Nepal encompasses, within the 100 miles from the Indian to the Tibetan border, all climates, from tropical rainforest to glacial deserts and the respective flora and fauna; as for the latter, the western and eastern Eurasian biospheres overlap on its territory, with remnants of Ice Age species. Human diversity matches this: there are 61 nationalities (janajaati) speaking Indo-European (Indo-Aryan), Tibeto-Burmese, Munda and totally isolated languages, and following various strands of Hinduism, Mahayana and Tantric Buddhism, tribal religions and various amalgamations of all these religions. The various cultures involved are as diverse, and often unique, such as that of the Newars of the Kathmandu Valley.
We hope that the three years of the Nepal program will lead to increased research on Nepal, carried out by persons affiliated with Harvard (and beyond) and by their Nepalese counterparts. This can and should involve researchers from virtually all Harvard Faculties and Schools. They could include: human genetics, human altitude adaptation, untapped opportunities for economic development, renewable energy (water, wind), understanding Hindu-Buddhist religions and cultures, social problems like women trafficking and export of labor, to name but a few.
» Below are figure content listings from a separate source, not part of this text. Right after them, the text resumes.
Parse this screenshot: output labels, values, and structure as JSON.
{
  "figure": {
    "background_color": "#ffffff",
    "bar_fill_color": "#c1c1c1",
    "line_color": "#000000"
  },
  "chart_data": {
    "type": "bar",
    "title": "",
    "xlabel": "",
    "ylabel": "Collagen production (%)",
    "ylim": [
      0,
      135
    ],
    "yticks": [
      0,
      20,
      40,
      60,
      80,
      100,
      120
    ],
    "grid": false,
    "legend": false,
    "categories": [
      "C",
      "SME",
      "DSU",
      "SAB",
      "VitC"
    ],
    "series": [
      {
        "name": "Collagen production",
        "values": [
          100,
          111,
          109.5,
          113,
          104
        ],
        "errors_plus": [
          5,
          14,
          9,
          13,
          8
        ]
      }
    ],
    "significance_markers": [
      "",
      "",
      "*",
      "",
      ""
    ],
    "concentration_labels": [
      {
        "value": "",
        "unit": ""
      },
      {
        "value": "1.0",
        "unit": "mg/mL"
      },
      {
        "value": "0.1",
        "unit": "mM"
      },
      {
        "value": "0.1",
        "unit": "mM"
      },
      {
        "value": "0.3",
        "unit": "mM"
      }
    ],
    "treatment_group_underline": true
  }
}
Nepal has a relative openness to comparative academic exploration. That doesn’t make it unique, but it does make for better collaborations and information collection.
It’s a fascinating country swirling with compatibilities, contradictions, and sometimes conflicts. By bringing Nepal into the Harvard orbit and Harvard into the Nepal orbit, we can create a new intellectual terrain for all of us. That’s my hope for the initial stages of the Nepal Studies Program.